Before any precincts reported — just early voting and mail-in ballots counted — Superintendent Alberto Carvalho declared victory for the Miami-Dade school referendum question.
“It’s won,” he said. The early tally was quite a divide: About 70 percent — the overwhelming majority of Miami-Dade County voters — approved a four-year property tax hike to pay teachers more and hire enough school police officers to staff every school.
Later, with 610 out of 783 precincts reporting as of 8:30 p.m. Tuesday, the ballot measure was a clear victory. Property owners will soon see a tax increase of $75 for every $100,000 in assessed taxable value. About $232 million stands to be collected by July 2019 for the referendum’s first year.
The school district’s watch party, held at iPrep Academy, a magnet school across the street from district headquarters, buzzed. Websites and newscasts with election results were projected onto multiple screens. Party-goers chowed down on soda and sandwiches surrounding a yellow sheet cake with “#362 Secure Our Future” in blue icing.
Carvalho said the early results tracked with polling done through Secure Our Future, the political action committee created to promote the referendum. He also said the results mirrored those of the 2012 referendum for the general obligation bond to fix crumbling schools and upgrade technology, which passed with 68 percent of the vote.
Citing the district’s litany of accomplishments, including a historic A rating and a second year of no F ratings for traditional schools, “I think I would have to reassess everything if this referendum didn’t pass,” Carvalho said.
Miami-Dade Schools Police Chief Edwin Lopez milled around the party in plain clothes, all smiles.
“I feel that the margin of victory is going to be great because the safety and security of kids is the responsibility of every single resident in Miami-Dade County,” Lopez said.

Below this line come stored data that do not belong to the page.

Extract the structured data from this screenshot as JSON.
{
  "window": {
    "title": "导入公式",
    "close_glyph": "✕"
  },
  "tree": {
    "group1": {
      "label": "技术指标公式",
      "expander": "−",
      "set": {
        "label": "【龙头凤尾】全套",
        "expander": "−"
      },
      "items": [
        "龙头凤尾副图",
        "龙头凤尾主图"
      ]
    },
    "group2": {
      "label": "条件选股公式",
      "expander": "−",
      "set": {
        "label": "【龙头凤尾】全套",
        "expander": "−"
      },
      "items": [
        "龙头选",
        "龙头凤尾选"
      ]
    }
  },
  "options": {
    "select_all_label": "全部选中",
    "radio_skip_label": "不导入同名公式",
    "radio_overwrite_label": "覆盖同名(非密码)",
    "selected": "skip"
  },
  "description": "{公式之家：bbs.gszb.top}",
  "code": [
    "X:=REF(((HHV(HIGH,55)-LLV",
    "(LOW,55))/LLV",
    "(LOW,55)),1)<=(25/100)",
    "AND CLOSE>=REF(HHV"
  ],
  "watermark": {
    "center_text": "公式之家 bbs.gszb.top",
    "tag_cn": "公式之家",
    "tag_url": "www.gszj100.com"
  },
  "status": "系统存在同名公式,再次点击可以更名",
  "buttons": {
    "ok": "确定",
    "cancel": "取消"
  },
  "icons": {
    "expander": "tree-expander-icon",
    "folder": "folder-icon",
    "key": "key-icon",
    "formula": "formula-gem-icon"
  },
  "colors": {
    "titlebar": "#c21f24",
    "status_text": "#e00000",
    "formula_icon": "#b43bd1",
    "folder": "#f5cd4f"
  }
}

He said he hoped to raise a schools police officer’s starting salary beyond $40,400.
Absent from the celebration was the United Teachers of Dade, which held its own watch party for the referendum and Democratic gubernatorial candidate Andrew Gillum. School Board members Lubby Navarro, Mari Tere Rojas and chairwoman Perla Tabares Hantman did attend the district’s watch party.
School Board members have agreed to spend 88 percent of that funding, or around $200 million, on pay increases for about 20,000 teachers and instructional staff. The remaining 12 percent will go toward hiring more officers to be placed in each school, now required by a new state law, and paying them adequately.
The referendum is a saving grace for the Miami-Dade County school district, which received the third lowest increase among all 67 counties for base student pay in this year’s budget — funding that could be used for teacher raises. It now joins about 20 other counties that have turned to voters for additional funding.
Palm Beach County also passed its own school referendum on Tuesday. Voters in Broward County approved a similar referendum in the August primary election with 63 percent of the vote.
Mid- to late-career teachers who missed out on huge pay raises, some of whom barely make more than a brand new teacher, stand to benefit the most from the referendum. Although specifics, such as how much teachers would get and who would qualify for that money, would come through collective bargaining with the teacher’s union, district and union officials said they hoped to increase teacher pay to above the national average, which is $59,660 according to the National Education Association, rectify the disparate pay scale and pay veteran teachers what they’re due.
The only teachers who would likely not see a raise are those who earned performance ratings of “needs improvement,” “developing” or “unsatisfactory.” According to state data from 2016-17, the latest year available, just 1.4 percent fell into those categories.
The union would also continue to negotiate annual raises on top of what is doled out from the referendum funding. Collective bargaining between the district and the teacher’s union, United Teachers of Dade, has been on hiatus since early summer.
Charter schools may also benefit from the passage of the referendum. After some charter schools circulated critical fliers about the referendum, unhappy that it was not clear that they would benefit from the ballot measure, Superintendent Alberto Carvalho said he would recommend “increased consideration” for sharing already earmarked safety and security funding with charter schools on the basis of passing the referendum. The item would be subject to school board approval.
The ballot language approved by voters also includes the formation of an oversight committee, which would go into effect at the next School Board meeting scheduled for Nov. 20.
The oversight committee follows the same template as the committee that oversees the 2012 general obligation bond; there are 19 voting and four non-voting members. Each member would serve four-year terms and could be reappointed.
In case the referendum is not renewed in the future, Carvalho said, rising property values could help stretch the pool of new money beyond four years. There are statewide efforts to extend the shelf life of a referendum from four to 10 years.
Secure Our Future, the political action committee formed to promote the referendum, raised $368,247 as of Election Day. Prominent donors include UTD’s own PAC, insurance giant Cigna, Hard Rock Stadium, local billionaire Norman Braman and Teach for America Miami-Dade board chair Leslie Miller Saiontz, as well as several real estate, engineering, architecture and construction firms.
The PAC spent nearly all of that money, $324,192, on political consultants including $23,500 to activist Tangela Sears, TV ads, robocalls, mobile billboards, polling and nearly $16,000 on “videos and airfare.”